MAGIC SWORD: Heroic Fantasy di @Luca
Abiusi
Contaminando il genere,
allora, i ragazzi di Osaka si costruiscono un loro circolo di ammiratori,
a riferire le stirpi di un videogioco che potesse arrivare a significare
l’interazione essenziale, le immagini stranianti che
frequentassero il
picchiaduro laterale, come tutta una letteratura ruolista da cui drenare gli
elementi del classico platform game,
sempre e comunque centrali per quelle che sono – o che magari erano – le idee
estetiche della Capcom; il proposito di Magic Sword è di accostare la
variazione cromosomica di Golden Axe come ampliamento dell’idea dello
scorrimento, per attingere in modo ancora più marcato alla oggettistica
fantasiosa dei Dungeons
& Dragons. Ci si troverà a dover liberare un blocco di personaggi supplementari
di supporto che affiancherà il combattimento in forma autonoma, una cosa che
in arcade non si vedeva spesso. Sarà comunque possibile cooperare con un essere umano d’avanzo vista la apposita,
e immancabile, modalità multiplayer.
Magic Sword si orienta verso l’action game orizzontale. Si
deve affrontare il caos ma anche recuperare oggetti, magie, chiavi utili
alla liberazione degli eroi, e ve ne sono; Valkyrie, chierici, guerrieri barbari
e stregoni prenderanno ruolo attivo, coadiuvando ora con una magia, ora con l’attacco
diretto, ora con la creazione di una barriera difensiva. La formula funziona, non concede
tregua. Ci sono i forzieri contenenti un po’ tutto, dalla pozione magica al rinforzino
di due olive di numero, che contribuiranno a facilitare gli affari di sortilegio
e spada nei momenti di urgenza. Rileviamo una ottima definizione della
difficoltà generale, che tiene conto tanto del fattore di upgrade del protagonista,
progressivo, efficace, quanto del comportamento dei nemici, mossi da una A.I.

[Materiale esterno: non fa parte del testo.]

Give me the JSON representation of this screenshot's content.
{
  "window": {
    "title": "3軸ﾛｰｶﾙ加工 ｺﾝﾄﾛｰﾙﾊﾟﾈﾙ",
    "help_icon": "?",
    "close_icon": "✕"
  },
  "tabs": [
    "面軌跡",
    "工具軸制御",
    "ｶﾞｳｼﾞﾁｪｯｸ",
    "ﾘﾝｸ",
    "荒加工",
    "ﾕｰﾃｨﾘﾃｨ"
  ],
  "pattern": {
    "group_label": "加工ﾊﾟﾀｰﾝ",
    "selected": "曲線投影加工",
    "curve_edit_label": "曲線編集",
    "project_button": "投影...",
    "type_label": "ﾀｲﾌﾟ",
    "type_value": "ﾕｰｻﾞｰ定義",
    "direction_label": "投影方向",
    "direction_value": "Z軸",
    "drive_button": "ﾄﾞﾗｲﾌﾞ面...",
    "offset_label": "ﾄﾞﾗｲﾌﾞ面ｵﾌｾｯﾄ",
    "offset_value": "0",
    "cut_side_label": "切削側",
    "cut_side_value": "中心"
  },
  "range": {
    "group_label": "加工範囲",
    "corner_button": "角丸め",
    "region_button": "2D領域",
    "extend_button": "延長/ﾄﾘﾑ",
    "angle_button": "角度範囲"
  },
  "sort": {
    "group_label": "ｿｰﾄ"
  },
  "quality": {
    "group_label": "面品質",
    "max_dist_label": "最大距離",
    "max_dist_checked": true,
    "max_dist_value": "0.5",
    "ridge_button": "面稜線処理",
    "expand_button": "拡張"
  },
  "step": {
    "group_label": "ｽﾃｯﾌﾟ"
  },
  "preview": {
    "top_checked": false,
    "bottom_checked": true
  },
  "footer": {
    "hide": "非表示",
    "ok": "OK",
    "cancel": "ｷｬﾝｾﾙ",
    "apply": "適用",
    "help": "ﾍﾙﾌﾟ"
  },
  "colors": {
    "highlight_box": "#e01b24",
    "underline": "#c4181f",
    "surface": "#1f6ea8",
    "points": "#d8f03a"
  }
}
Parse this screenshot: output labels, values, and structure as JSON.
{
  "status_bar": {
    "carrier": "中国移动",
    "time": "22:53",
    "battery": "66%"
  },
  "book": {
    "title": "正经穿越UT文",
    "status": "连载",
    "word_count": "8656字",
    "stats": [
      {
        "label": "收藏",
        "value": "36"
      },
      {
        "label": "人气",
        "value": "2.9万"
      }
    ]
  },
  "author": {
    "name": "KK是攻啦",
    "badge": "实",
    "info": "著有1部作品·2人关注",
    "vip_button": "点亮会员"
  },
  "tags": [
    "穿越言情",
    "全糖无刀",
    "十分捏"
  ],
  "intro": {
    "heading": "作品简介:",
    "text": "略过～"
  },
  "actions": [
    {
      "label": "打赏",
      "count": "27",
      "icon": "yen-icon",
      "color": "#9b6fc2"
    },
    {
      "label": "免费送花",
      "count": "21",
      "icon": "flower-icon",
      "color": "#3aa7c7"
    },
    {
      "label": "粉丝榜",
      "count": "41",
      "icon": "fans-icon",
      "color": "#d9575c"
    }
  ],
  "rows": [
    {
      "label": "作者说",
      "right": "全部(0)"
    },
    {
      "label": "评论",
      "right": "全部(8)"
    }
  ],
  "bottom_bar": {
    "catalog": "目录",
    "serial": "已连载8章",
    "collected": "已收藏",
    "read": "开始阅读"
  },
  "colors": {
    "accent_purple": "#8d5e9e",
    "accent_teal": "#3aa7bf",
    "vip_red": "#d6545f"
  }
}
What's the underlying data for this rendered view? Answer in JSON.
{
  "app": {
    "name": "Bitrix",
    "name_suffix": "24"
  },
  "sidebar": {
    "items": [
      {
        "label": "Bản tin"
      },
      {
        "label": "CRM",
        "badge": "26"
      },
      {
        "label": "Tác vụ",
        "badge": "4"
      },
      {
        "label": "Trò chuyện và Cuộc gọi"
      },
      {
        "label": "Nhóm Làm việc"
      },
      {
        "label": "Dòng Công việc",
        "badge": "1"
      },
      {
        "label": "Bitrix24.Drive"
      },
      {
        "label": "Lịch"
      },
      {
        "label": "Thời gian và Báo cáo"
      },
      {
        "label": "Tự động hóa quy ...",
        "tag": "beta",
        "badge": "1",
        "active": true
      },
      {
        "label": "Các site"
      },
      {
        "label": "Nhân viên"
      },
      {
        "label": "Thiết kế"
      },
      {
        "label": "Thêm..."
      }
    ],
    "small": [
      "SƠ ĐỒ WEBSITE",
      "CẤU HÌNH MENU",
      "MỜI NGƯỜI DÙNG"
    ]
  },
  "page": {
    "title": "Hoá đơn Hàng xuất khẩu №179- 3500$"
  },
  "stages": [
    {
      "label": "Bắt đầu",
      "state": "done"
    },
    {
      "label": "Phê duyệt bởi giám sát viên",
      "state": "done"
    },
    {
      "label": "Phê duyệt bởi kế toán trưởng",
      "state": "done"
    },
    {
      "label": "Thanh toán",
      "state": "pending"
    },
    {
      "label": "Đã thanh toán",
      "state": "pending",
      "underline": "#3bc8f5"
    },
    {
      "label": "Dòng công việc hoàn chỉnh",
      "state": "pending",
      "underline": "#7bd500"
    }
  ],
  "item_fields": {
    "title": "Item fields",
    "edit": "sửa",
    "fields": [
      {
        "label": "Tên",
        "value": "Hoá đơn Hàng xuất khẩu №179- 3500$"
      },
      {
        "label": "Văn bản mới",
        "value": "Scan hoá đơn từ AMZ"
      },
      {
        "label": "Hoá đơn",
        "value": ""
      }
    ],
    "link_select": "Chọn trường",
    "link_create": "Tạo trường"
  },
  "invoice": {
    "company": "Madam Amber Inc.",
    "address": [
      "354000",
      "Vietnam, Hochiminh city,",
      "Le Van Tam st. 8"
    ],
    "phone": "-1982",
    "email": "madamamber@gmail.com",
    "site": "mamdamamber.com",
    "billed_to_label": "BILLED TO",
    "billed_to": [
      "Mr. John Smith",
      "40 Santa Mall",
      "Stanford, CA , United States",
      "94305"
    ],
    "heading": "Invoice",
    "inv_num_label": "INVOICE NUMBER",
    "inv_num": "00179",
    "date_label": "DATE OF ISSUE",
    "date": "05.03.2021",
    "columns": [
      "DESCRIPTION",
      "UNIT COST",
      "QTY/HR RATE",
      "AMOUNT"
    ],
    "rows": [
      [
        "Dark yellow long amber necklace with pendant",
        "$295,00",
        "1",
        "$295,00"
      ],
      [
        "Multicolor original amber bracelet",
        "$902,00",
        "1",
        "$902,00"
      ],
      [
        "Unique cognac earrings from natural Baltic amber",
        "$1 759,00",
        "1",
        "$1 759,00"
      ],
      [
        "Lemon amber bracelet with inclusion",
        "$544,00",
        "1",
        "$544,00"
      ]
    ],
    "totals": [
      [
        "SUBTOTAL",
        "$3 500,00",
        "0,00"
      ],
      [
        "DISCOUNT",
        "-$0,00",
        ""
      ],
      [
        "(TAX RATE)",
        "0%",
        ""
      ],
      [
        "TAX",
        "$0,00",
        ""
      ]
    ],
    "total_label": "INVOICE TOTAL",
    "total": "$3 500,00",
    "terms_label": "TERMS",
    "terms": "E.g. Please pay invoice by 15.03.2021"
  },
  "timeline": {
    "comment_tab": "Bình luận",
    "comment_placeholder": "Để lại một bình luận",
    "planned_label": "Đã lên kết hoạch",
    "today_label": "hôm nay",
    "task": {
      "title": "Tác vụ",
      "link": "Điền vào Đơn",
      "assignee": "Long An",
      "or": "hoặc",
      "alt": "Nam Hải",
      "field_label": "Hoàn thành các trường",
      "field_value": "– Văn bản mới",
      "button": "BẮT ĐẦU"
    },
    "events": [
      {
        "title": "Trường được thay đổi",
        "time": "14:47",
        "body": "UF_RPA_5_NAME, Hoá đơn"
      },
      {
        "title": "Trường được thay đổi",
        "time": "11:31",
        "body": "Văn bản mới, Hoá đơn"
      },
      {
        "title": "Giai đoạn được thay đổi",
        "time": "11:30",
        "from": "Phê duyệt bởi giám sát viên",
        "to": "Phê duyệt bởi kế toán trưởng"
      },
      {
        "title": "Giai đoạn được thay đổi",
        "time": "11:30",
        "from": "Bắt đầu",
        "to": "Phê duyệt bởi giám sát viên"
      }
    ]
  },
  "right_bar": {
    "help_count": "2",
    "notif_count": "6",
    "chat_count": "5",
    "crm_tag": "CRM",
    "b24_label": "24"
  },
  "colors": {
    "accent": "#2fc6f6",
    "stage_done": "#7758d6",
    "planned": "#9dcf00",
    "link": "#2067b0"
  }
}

clamorosamente reattiva per strategie e metodi di scontro. La azione sembra preservarsi
dalla monotonia del blastaggio a oltranza per offrire la gradita opportunità di
performare un super attacco ordinato a una apposita barra a caricamento. È tuttavia
consigliabile serbare quest’ultimo per i casi limite, dacché la smania all’uso compulsivo
comporterà un periodo di ricarica discretamente lungo. Il personaggio di supporto è
alternabile, sicché nell’atto della liberazione lo stesso cederà il posto al nuovo giunto.
Magic Sword è un fatto nuovo. E francamente nel 1990 tal doveva realizzarsi l’opera Capcom se si guarda al
limitato rinnovamento contestuale del gioco di azione, in quanto è da Osaka che lo stesso
evolve nell’arte bidimensionale, al di là dei meccanismi, che
tutto sommato rispondono alle pratiche dello slash ’em up, se
pur dove
Magic Sword sinceramente eccelle è nelle atmosfere realizzanti diffuso splendore, in
questa continua ricerca di colorazioni e dettaglio in parallasse, come a dover per forza
glorificare il character design. I protagonisti in pixel vivono, ascendono. I
nemici-mostri sono mostruosi per deambulazione e moto di appartenenza al territorio
dell’irreale, che poi vien reso credibile in seno al dettaglio, l’intarsiatura,
l’animazione. Dunque Capcom, definitivamente a suo agio nel dirigere questo
Eden di
figure mistiche e austere, mette l’incisione del videogioco anni Novanta a base
CP
System I che vuole insegnare il faldone della programmazione al raster al resto del
mondo, ché la scuola del platformismo s’era istituita già nell’Ottantacinque,
assieme ai racconti medievali di Arturo cavaliere. Gran suoni, gran musiche di
battaglia e misteri, per accendere l’immaginazione adolescente. Si può anche cercare l’imperfezione, e presto o tardi
la trovi, come il ripetersi di un’azione che sicuramente pare limitata dai
due tasti di base, ma poi si decide che a prevalere sui metodi di controllo
deve esservi quest’impalcamento carismatico di ventura, e di esperienze che
corrispondono al prototipo del videogioco fantasy.